Troublingly, some cited numbers appear exceedingly high compared to established epidemiological baselines, raising questions about data interpretation. For example, the claim of a “1,433-fold increase” in ovarian cancer risk is based on secondary reports and not replicated in mainstream peer-reviewed cancer surveillance studies.
Limitations
This review has serious methodological constraints:
- Correlation vs. causation: The data used (VAERS, CDC summaries) cannot establish causality; VAERS reports are unverified and often incomplete.

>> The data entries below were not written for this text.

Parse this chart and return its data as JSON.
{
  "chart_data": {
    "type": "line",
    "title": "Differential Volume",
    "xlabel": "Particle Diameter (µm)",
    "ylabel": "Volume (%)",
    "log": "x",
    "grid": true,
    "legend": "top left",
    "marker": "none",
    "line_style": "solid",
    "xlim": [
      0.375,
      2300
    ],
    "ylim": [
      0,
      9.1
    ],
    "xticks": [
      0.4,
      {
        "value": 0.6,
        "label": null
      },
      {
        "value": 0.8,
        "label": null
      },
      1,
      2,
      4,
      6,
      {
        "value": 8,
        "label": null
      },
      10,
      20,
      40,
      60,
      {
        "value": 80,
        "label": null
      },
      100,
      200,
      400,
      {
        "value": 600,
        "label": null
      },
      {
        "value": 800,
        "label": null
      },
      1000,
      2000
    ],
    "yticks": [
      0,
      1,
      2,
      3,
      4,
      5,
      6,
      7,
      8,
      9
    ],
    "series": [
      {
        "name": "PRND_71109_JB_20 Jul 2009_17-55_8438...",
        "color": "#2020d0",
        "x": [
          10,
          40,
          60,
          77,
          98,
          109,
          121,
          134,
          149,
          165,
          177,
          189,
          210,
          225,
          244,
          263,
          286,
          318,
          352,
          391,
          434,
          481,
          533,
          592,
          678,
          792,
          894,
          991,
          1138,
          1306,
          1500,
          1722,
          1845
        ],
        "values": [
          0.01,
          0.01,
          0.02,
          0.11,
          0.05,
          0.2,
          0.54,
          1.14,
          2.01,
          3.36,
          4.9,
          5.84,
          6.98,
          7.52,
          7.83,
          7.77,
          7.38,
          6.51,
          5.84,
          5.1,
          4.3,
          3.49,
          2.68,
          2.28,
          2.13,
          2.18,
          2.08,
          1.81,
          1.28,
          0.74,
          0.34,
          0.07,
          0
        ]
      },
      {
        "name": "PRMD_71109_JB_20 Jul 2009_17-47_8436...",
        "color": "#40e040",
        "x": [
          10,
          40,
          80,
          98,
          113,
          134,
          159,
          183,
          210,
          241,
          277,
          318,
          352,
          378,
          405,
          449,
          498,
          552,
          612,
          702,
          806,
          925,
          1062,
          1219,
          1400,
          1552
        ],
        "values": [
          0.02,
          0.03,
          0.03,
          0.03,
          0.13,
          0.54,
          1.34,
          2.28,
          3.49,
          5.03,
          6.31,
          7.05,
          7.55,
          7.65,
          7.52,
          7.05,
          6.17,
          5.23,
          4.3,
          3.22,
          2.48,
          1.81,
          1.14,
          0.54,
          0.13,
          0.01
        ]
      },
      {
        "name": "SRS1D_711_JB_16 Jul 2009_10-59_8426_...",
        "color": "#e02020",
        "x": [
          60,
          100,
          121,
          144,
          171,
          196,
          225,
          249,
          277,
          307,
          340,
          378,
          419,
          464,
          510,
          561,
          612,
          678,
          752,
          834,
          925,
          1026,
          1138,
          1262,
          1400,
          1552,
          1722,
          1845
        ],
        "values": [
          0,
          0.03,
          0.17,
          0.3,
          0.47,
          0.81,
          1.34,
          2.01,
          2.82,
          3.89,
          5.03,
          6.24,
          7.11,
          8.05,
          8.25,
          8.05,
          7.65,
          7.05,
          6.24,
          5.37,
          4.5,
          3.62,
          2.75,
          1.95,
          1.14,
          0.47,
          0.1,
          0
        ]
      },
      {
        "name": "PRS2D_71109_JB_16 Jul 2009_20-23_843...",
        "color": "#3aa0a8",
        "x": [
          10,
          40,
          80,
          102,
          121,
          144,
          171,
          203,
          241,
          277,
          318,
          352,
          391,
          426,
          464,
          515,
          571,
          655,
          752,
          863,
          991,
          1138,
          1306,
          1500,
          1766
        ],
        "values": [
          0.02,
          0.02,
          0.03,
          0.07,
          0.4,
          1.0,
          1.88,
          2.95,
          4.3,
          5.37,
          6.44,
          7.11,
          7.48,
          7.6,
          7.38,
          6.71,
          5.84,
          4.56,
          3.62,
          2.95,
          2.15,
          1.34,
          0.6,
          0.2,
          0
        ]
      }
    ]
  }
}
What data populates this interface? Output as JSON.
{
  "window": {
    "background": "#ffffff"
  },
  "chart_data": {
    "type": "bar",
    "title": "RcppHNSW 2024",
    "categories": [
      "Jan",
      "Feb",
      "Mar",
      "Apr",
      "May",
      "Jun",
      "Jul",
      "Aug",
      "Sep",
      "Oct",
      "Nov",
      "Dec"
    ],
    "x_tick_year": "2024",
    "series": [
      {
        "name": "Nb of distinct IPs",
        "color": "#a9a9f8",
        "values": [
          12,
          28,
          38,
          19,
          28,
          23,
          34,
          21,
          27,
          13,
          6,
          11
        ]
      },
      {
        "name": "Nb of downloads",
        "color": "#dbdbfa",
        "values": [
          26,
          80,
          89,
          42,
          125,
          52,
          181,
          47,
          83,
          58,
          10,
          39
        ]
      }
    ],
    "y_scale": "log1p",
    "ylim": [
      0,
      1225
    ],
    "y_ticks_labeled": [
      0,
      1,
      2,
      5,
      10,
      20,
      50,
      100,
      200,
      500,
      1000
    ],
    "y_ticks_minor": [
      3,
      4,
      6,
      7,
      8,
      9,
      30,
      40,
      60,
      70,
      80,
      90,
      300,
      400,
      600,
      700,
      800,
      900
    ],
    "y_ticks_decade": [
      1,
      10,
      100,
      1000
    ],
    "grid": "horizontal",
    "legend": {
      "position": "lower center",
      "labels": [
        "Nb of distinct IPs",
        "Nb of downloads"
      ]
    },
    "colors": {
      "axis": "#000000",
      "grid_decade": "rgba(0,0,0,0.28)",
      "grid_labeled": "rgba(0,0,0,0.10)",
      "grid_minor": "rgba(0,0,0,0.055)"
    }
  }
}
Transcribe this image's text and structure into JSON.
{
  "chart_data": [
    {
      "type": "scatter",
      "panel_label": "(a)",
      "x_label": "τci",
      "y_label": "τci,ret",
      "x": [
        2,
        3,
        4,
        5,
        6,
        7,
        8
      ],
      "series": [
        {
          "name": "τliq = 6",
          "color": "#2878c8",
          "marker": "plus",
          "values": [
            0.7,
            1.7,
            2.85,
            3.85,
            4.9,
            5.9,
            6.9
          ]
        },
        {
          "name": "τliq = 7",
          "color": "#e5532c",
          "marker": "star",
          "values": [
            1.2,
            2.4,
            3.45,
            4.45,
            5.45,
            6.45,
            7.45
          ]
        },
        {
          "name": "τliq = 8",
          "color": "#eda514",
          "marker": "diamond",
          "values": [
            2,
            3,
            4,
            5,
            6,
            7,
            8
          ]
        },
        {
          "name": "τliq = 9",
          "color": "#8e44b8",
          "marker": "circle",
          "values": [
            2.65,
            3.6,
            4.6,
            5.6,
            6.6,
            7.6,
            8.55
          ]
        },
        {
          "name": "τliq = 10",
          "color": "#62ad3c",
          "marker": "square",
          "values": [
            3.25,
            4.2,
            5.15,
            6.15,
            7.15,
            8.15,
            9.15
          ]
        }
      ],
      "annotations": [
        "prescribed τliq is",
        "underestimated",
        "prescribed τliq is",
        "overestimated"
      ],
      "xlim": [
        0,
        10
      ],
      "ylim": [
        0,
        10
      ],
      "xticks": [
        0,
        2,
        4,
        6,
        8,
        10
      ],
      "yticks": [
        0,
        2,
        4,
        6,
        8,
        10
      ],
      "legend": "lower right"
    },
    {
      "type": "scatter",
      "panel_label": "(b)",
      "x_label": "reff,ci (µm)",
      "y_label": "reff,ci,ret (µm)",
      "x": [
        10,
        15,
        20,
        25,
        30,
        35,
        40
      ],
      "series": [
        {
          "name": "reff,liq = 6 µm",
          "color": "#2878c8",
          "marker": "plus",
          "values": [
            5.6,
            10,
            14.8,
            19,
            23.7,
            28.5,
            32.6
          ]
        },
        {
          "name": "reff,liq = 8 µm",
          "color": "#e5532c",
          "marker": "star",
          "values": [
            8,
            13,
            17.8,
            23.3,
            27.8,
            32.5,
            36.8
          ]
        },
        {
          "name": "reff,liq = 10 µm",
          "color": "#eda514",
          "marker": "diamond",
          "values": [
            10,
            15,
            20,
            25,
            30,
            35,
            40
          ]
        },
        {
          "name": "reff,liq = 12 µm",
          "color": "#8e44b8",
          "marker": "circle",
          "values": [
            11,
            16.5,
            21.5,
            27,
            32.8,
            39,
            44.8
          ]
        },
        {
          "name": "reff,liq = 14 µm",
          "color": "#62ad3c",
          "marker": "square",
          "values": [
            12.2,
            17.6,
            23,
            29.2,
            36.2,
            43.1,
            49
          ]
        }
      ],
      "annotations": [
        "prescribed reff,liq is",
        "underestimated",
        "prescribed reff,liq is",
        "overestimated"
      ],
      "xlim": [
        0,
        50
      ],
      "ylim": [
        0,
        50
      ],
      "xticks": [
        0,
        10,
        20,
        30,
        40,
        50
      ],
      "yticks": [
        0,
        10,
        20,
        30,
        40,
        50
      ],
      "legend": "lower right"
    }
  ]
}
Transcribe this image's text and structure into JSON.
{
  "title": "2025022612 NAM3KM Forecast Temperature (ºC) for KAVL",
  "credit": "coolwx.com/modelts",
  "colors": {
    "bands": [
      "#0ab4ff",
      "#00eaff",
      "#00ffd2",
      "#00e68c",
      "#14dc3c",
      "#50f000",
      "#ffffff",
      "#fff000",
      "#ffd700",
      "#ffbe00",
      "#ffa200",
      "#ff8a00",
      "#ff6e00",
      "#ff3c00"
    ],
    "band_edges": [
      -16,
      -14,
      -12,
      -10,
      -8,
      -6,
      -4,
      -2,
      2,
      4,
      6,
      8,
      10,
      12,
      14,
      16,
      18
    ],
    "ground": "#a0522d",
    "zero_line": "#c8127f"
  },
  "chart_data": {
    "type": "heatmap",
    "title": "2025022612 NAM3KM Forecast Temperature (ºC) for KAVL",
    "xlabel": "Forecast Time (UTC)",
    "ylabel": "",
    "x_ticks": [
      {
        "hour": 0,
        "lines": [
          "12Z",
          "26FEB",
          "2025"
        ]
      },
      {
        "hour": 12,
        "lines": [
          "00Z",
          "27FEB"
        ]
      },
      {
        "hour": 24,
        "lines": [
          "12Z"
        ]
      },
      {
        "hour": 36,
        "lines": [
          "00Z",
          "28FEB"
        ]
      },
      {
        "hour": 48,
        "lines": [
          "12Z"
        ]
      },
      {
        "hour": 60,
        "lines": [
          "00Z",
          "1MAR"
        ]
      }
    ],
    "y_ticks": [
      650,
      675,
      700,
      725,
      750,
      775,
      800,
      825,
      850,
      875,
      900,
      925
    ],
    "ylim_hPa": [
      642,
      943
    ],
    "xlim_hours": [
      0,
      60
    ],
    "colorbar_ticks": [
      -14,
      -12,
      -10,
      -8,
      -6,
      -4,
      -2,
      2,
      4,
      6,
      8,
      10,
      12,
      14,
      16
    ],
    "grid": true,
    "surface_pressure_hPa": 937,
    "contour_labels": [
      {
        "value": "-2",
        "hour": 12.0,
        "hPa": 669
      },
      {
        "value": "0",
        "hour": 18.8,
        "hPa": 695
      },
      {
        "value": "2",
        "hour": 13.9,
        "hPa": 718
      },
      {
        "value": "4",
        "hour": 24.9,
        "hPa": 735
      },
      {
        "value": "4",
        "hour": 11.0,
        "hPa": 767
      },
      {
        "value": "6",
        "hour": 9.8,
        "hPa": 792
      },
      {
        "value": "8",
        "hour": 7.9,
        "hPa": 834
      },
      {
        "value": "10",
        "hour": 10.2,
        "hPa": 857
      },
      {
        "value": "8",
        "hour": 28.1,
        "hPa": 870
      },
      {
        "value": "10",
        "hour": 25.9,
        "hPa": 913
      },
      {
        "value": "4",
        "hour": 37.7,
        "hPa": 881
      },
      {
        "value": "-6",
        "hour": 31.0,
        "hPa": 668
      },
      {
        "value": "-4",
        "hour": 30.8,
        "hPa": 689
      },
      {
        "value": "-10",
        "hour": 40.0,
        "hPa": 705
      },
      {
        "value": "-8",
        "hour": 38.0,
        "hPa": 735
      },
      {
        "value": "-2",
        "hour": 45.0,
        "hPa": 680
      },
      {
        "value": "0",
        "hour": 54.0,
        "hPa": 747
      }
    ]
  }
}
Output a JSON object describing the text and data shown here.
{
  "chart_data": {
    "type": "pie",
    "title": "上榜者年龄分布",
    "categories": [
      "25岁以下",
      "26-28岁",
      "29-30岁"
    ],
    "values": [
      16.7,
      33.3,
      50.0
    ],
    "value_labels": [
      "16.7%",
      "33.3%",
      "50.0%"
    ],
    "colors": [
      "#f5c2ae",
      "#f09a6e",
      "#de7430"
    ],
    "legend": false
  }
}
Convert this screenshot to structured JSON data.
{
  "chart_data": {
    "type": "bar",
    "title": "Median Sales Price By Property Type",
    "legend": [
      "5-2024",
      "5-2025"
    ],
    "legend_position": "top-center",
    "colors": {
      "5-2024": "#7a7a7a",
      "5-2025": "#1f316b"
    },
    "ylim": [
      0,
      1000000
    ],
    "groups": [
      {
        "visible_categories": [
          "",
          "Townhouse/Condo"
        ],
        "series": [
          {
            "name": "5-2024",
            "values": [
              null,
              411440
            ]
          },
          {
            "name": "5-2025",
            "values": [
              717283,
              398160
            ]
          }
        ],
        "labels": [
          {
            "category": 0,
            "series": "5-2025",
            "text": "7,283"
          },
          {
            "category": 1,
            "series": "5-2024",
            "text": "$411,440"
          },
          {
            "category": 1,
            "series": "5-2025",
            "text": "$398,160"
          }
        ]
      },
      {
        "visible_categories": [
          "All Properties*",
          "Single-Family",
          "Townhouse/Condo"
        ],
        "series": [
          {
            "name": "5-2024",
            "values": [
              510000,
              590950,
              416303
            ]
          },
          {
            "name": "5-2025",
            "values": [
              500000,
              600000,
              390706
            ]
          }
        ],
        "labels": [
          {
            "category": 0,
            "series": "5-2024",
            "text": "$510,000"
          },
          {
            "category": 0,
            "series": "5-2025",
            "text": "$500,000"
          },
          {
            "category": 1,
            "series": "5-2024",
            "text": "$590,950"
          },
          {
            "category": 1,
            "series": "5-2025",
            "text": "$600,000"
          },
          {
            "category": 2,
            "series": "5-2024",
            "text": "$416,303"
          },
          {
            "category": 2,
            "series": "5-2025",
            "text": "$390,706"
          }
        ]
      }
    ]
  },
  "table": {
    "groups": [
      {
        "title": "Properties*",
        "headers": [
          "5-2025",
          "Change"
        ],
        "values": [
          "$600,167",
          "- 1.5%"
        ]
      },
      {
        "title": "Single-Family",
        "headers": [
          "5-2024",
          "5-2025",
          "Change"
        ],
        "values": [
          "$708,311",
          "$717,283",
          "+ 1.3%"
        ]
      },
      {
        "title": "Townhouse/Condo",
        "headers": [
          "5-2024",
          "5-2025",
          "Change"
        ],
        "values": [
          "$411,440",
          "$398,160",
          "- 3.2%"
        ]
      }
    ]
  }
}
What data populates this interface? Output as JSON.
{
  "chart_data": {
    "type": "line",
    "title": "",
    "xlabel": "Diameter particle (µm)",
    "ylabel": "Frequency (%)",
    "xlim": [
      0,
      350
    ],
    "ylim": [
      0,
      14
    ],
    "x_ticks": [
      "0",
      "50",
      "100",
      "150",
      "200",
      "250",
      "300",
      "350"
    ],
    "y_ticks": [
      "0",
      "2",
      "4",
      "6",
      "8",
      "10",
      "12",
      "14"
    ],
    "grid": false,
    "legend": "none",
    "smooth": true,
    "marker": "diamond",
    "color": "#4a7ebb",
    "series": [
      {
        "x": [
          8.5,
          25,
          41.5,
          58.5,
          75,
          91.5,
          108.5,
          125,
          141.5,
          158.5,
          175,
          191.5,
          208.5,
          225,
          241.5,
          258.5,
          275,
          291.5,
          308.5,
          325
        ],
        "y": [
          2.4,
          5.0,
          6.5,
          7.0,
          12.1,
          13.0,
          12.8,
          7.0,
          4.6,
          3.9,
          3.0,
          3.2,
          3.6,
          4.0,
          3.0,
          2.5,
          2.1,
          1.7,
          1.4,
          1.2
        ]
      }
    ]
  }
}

- Selection of sources: Some citations trace back to secondary or advocacy-oriented publications, not primary epidemiologic analyses.
- Lack of original data: No controlled comparisons between vaccinated and unvaccinated cohorts were conducted.
- Potential bias: Authors emphasize mechanistic harm while giving little attention to countervailing evidence from large population-based safety studies.
These weaknesses significantly temper confidence in the review’s conclusions.
Funding and Disclosure
The paper does not declare external funding. Author affiliations are academic (Ural State Medical University). There are no disclosed financial ties to pharmaceutical companies or advocacy organizations.
Conclusion and Implications
The review highlights continuing debate about long-term safety of mRNA vaccine technology, raising hypotheses about cancer risk mechanisms. However, the evidence presented relies heavily on correlation, adverse-event reports, and speculative mechanisms rather than controlled, reproducible data. For policy and clinical practice, such findings underscore the need for rigorous, large-scale studies—especially regarding cumulative dosing, rare events, and cancer outcomes—but they do not establish proof of harm.
Readers should interpret this paper as an exploratory review with strong claims but limited evidentiary foundation.
TrialSite Evidence Strength Indicator™
| Factor | Score (0–10) | Rationale |
| Study Design | 2 | Narrative review; no original patient data; reliance on correlation. |
| Sample Size & Data Quality | 3 | Draws from VAERS and CDC summaries, but without systematic control groups. |
| Reproducibility | 2 | Findings not yet replicated in mainstream large cohort studies. |
| Transparency | 5 | Authors provide citations, but some sources are weak or advocacy-based. |
| Funding & Conflicts | 7 | No disclosed conflicts; purely academic affiliations. |
| Overall Evidence Strength | 3.8 / 10 (≈38%) – Low confidence, exploratory | Indicates preliminary hypotheses requiring stronger confirmatory research. |
Citation: Seliverstova, A. A., & Makeev, O. G. (2025). RNA Vaccines: Interim Results of Their Use. Ural State Medical University, Yekaterinburg, Russia.